看著這個雖然身分高貴得嚇人、卻一臉真誠甚至有些無賴的少年,再看看自家閨女眼底那抹掩飾不住的愛意,老兩口最終還是無奈地收下了這份「厚禮」。
氣氛在經歷了短暫的核爆級震盪後,終於在兩碗熱騰騰的招牌牛肉麵端上桌時,重新回到了正軌。
不得不說,老洛麵館的招牌不是吹的。麵條勁道,湯頭濃郁,劉信這個吃慣了山珍海味的皇子,居然一口氣吃了三大碗,連湯都喝得一滴不剩,這用實際行動展現的胃口,徹底征服了洛天和林春的心。
酒足飯飽,牆上的時鐘指針已經指向了晚上十點。
劉信靠在椅子上,摸著圓滾滾的肚子,正準備問今晚自己睡哪裡(他已經做好睡沙發的心理準備了)。
洛寒櫻突然站了起來,從口袋裡掏出車鑰匙在手指上轉了兩圈。
「爸,媽,時間不早了。這幾天店裡生意忙,你們也早點休息吧。」洛寒櫻一邊說著,一邊拉起劉信的手,「我房間太久沒住人了,裡面全是灰塵,床單也沒洗。我跟小信去市中心的『春雨魔導酒店』住兩天。」
「去飯店住?」林春愣了一下,隨即看了一眼已經長大成人的女兒,又看了一眼站在旁邊乖巧如鵪鶉的劉信。
身為過來人,林春的眼神裡瞬間閃過一絲瞭然。她沒有阻攔,只是意味深長地拍了拍女兒的手背。

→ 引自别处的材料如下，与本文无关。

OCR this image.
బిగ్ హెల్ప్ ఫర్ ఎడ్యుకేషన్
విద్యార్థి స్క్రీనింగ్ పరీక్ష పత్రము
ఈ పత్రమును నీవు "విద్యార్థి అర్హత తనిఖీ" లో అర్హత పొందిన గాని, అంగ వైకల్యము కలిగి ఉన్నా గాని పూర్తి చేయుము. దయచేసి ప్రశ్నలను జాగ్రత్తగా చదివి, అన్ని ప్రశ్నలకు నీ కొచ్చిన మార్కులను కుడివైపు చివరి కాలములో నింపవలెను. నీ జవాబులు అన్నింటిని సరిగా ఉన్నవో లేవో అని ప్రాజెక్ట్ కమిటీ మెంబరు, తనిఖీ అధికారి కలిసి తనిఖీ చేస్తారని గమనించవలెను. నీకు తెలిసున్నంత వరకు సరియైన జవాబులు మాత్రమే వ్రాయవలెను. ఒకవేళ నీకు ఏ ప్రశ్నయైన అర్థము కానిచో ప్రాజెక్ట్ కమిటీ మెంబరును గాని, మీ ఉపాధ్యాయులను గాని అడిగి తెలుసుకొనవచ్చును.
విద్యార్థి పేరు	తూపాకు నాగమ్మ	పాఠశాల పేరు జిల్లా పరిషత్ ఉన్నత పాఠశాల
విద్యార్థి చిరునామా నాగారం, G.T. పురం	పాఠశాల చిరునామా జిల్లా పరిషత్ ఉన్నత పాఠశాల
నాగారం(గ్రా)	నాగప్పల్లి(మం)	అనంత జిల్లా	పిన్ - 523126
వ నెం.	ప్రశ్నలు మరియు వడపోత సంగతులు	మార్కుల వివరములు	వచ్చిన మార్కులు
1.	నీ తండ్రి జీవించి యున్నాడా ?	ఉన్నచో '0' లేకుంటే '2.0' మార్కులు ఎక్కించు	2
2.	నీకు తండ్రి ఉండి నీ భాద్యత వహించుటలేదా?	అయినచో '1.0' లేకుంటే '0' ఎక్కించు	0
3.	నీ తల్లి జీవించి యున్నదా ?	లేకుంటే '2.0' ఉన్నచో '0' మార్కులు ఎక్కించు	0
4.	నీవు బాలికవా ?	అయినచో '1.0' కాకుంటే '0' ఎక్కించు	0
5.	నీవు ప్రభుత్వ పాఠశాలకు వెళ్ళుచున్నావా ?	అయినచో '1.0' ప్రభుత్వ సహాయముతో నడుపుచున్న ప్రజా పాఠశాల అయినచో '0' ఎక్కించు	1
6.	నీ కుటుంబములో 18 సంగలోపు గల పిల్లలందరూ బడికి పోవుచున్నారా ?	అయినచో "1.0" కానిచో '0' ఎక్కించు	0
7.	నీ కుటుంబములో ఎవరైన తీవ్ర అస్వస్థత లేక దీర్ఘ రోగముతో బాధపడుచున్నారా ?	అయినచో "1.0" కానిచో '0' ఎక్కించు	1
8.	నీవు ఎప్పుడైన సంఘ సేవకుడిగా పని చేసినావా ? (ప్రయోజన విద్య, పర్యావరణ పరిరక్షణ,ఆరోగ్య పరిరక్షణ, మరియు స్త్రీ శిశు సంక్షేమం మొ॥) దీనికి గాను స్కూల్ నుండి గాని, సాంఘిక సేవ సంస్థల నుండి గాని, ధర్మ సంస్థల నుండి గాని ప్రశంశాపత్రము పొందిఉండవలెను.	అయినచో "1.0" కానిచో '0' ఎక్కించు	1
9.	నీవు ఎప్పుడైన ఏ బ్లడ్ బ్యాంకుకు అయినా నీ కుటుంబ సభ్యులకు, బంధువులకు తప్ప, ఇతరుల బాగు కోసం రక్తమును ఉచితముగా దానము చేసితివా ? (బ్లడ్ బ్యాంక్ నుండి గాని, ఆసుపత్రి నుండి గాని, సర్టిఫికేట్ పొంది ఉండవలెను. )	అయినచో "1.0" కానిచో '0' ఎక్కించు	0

「行,去飯店住也好,條件舒服點。晚上出門開車慢點,注意……安全。」林春在「安全」兩個字上加重了語氣,眼神不著痕跡地往劉信的下半身掃了一眼。
劉信的胃部,再一次不受控制地抽搐了起來。
他這才想起來,身邊這個精明又悶騷的學姊,昨天晚上在南誠市的飯店裡,可是給他下了春藥的!
今晚去飯店……這他媽絕對又是一場硬仗!
「走吧,大魔王。我們『換個地方』好好休息。」洛寒櫻嘴角勾起一抹危險的弧度,不由分說地拉著滿臉絕望的劉信,走進了春雨市飄著細雨的夜色中。